The Costar® Universal-BIND™ surface is intended to covalently immobilize biomolecules via an abstractable hydrogen using UV illumination resulting in a carbon-carbon bond. Although the linkage is non-specific and does not allow for site-directed orientation of a biomolecule, this surface is very useful for the following applications:
1) immobilization of double stranded DNA,
2) immobilization of antigens of unknown structure (available functional groups unidentified),
3) immobilization of samples containing a mixture of biomolecules; ie. cell lysate samples, and
4) immobilization of other non-proteinaceous molecules, such as glycolipids.
This surface is available in both a 96 well plate catalog number 2503 and as a strip well plate.
UV Intensity Verification
In order to determine if the UV source to be used emits the necessary wave length of UV light, it is necessary to evaluate each new UV light source using the UV/EB Intensity Labels supplied with the Universal-BIND™ Plates or Strips.
1) Use the BLANK plate supplied with the Universal-BIND™ Plates or Strips to determine if the UV light source to be used is of the proper wavelength and intensity and to determine the exposure time. Attach a UV/EB label to the top center of the BLANK plate (over wells D6, D7, E6, E7).
2) Expose the plate to the UV light for 30 seconds.

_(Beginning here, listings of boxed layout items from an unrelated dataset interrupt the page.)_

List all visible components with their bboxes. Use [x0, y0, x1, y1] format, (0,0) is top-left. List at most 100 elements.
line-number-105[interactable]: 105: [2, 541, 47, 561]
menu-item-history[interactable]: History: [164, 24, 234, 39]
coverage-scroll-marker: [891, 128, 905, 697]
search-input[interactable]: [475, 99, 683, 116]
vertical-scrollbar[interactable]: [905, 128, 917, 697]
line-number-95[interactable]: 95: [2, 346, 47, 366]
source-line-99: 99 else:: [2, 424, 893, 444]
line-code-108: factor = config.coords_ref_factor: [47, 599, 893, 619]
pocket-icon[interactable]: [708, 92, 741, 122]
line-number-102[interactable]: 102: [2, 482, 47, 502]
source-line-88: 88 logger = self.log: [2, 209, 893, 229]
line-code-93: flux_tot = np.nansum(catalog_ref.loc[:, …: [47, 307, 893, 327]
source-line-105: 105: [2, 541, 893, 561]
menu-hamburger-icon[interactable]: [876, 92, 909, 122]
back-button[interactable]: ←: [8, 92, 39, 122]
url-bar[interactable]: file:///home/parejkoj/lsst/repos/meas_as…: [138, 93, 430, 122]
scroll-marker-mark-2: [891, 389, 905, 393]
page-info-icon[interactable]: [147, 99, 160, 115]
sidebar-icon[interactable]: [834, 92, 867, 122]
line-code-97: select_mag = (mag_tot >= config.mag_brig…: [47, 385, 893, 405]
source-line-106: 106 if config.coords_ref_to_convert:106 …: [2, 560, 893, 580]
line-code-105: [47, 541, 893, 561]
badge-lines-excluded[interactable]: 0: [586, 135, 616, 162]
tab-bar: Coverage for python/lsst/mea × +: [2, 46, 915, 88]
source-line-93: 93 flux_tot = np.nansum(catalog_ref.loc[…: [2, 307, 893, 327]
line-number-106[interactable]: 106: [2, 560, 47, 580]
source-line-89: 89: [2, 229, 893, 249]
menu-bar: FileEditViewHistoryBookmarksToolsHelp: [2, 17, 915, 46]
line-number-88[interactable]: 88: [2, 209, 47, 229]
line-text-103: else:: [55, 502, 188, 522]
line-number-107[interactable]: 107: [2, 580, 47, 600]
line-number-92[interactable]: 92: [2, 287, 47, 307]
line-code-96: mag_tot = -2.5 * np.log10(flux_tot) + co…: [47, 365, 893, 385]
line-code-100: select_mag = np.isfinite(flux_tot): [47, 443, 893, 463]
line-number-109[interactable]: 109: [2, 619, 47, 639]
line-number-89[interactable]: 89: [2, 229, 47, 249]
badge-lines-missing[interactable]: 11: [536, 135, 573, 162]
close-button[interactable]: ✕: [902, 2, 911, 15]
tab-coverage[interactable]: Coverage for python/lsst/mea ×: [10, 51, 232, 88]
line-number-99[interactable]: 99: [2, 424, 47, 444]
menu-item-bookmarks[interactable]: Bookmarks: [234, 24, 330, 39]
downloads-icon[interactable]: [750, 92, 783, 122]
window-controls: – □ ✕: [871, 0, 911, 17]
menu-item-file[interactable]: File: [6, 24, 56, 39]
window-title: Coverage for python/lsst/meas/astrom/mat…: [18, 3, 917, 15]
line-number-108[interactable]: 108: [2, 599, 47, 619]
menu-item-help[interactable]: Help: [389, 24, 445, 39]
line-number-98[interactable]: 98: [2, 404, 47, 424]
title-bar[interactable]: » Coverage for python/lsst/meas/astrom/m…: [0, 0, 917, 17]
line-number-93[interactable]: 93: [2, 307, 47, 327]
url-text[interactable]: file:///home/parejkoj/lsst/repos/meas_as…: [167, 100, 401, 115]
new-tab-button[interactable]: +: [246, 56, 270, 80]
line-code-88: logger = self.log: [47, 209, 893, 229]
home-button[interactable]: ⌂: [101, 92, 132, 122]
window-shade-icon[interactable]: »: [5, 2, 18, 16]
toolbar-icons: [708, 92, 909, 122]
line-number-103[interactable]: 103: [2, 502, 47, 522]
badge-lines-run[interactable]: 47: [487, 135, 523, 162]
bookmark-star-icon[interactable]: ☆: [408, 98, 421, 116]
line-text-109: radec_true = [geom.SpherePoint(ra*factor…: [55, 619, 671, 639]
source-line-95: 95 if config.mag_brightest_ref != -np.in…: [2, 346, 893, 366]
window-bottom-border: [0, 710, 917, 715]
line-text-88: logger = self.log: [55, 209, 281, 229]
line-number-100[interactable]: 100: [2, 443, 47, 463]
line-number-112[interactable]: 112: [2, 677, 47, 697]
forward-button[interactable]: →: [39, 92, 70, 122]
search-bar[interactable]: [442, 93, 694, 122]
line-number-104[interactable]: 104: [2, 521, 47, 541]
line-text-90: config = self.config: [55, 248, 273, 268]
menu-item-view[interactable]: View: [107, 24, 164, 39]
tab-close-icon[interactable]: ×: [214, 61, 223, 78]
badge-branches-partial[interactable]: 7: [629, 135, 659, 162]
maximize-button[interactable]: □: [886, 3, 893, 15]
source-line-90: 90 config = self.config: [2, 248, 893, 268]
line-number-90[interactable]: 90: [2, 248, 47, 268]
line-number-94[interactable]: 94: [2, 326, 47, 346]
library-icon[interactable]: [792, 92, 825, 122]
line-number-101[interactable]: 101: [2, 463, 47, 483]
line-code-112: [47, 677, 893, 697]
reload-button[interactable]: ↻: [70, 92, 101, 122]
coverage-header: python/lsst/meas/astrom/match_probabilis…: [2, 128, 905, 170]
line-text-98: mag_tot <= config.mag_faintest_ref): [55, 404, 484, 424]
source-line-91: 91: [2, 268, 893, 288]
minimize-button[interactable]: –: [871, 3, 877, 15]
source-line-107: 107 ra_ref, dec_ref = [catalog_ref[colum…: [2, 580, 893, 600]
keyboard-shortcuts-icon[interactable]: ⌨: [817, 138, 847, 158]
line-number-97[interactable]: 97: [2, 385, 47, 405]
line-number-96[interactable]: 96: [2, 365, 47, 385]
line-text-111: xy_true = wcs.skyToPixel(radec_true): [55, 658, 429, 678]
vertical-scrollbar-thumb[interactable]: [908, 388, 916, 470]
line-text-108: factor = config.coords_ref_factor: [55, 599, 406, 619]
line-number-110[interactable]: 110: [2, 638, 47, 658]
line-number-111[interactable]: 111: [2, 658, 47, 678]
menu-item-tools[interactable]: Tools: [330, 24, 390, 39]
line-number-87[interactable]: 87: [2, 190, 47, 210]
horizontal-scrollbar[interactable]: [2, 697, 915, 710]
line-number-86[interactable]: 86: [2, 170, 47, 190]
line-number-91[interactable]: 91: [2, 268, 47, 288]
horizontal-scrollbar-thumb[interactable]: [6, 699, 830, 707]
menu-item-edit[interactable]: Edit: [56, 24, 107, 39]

3) Compare the color of the UV/EB label to the CALIBRATION STANDARDS supplied. *Do not expose the CALIBRATION STANDARDS to UV light from windows or fluorescent room fixtures. This will change the color of the label.* If the CALIBRATION STANDARDS are not available or if they have been exposed to extraneous UV light, the optimal exposure time can be approximated by simply choosing the time at which the test label has turned a reddish-brown color. [Range: green (underexposure) - purple (overexposure)].
4) If the 30 second exposure time is too short or too long, repeat steps 1-3 at different exposure times. *Be sure to attach a new UV/EB label for each exposure check.* **Increase or decrease exposure times by no more than 60 seconds at a time.**
5) Record the optimal exposure time. This time will be used during the UV crosslinking step in the Covalent Coupling Procedure.
Covalent Coupling Procedure
1) Dilute biomolecule (SAMPLE) to be immobilized to 1-10 ug/mL in an appropriate buffer. (Phosphate Buffered Saline pH 7.4 and Carbonate Buffer pH 9.6 have been shown to be suitable buffers). DNA has been shown to bind more tenaciously at pH 3.0-5.0.
2) Add 100ul of diluted SAMPLE to each well. Be sure to leave a well blank as a control.
3) >Incubate for 1 hour at room temperature (RT)
4) Decant the solution. Expose the plate to UV light for the time determined to be optimal in the above UV Intensity Verification section.
5) Block the remaining active sites with a conventional blocking reagent - must be a protein blocker or equivalent; a detergent blocker is not sufficient (2% BSA has been shown to an adequate blocker for this surface). An incubation time of 30 minutes is recommended.
6) Decant the solution. Do not rinse.
7) Proceed with the remainder of the assay or procedure being performed. No special requirements exist.
Note: It has been shown that DNA remains bound after being subjected to the rigorous washing protocols associated with hybridization methods.
The Universal-BIND™ surface is tested for covalent immobilization using insulin, a small polypeptide that binds weakly via passive adsorption. The following assay is performed using two Universal-BIND™ plates. Insulin is allowed contact with the surface of both plates for 1 hour. One plate is then subjected to UV crosslinking; the other is not. Bound insulin is detected with a Horse Radish Peroxidase labeled Sheep anti-insulin antibody. UV mediated covalent immobilization of insulin is demonstrated in the following graph.
The results indicate a 2.8-fold increase in optical density for insulin that was UV crosslinked as compared to non-UV crosslinked to the Universal-BIND™ surface.
Butler, John E. Immnochemistry of Solid-Phase Immunoassay. Boca Raton, Florida: CRC Press, Inc.: 1991.
Engvall, E. & Perlmann, P. Immunochemistry. 8:871: 1971.
Maggio, E.T. Enzyme-Immunoassay. Boca Raton, Florida: CRC Press, Inc.: 1980.
Pierce 1993 Immunotechnology Catalog & Handbook.
Tijssen, P. "Practice and Theory of Enzyme Immunoassays" in Laboratory Techniques in Biochemistry and Molecular Biology. Vol. 15. Ed. R.H. Burdon and P.H. van Knippenberg, New York: Elsevier Biomedical: 1985.
Wong, Shan S. Chemistry of Protein Conjugation and Crosslinking. Boca Raton, Florida: CRC Press, Inc.: 1991.